Il presidente del comitato, Ivo Costamagna, teme che «qui arrivino non solo i malati gravi ma tutti i pazienti positivi. Fermo ha chiuso le porte e Civitanova diventa lazzaretto della regione. Tra le altre cose, si va contro la finalità con cui è stato realizzata, sbagliando, la struttura: si andrebbero a curare pazienti normali in spazi costosi per le terapie intensive. Noi continueremo la nostra battaglia in tutte le sedi». E il dottor Roberto Gobbato, vice segretario regionale del sindacato Anaao, manifesta tutte le sue perplessità in merito a una riattivazione del Covid hospital. «Una struttura inutile e costosa. Anche in caso di emergenza, essendo gestita dall’Area vasta non avrebbe il personale sufficiente per coprire i turni: inoltre la Regione sta predisponendo l’aumento dei posti letto di terapia intensiva negli ospedali marchigiani, per cui gli spazi di Civitanova potrebbero non essere mai utilizzati». Inoltre, sottolinea il dottor Gobbato «oggi sappiamo come trattare il Coronavirus e chi entra in terapia intensiva porta con sè patologie di diversa natura e comunque molto serie».
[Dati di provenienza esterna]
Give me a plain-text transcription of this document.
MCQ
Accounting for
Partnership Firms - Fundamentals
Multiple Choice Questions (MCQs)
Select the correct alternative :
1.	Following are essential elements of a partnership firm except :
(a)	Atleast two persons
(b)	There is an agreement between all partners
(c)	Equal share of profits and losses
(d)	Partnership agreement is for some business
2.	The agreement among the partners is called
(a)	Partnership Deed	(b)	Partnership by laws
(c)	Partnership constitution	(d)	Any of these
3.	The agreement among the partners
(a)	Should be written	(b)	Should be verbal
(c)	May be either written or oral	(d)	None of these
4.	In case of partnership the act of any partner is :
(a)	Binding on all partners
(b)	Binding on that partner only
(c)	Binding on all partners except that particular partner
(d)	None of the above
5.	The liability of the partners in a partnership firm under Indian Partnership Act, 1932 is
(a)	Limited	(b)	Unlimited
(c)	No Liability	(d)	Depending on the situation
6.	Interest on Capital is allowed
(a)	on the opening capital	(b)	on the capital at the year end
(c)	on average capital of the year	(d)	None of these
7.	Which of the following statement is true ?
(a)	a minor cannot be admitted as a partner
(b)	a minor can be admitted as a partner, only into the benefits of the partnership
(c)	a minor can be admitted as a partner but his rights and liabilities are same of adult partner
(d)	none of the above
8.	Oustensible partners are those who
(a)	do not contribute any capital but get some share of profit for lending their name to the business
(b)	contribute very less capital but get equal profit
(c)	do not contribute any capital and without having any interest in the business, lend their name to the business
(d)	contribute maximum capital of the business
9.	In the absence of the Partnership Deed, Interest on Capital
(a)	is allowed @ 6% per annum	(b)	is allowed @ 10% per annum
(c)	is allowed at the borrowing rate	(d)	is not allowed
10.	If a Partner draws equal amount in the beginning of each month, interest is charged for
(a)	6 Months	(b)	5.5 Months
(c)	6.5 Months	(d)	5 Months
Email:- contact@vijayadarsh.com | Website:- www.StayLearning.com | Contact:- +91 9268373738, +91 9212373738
Anche Claudio Maria Maffei, ex direttore sanitario dell’Inrca di Ancona e creatore del blog Marche Sanità si è espresso più volte contro il Covid hospital di Civitanova. Ma stavolta ci va cauto. «Credo che stavolta i vantaggi e gli svantaggi di questo centro siano stati abbondantemente discussi e valutati - sottolinea - per cui la decisione sul da farsi stavolta sarà meno emotiva e più motivata». Sul Covid hospital grava anche un’inchiesta giudiziaria per abuso d’ufficio e falso di cui si sta occupando l’avvocato Federico Valori: «Dal punto di vista legale se la riapertura dovesse passare attraverso una nuova convenzione con il Comune potrebbe essere sanata la questione urbanistica. Per il resto ribadisco tutte le mie perplessità su questa struttura».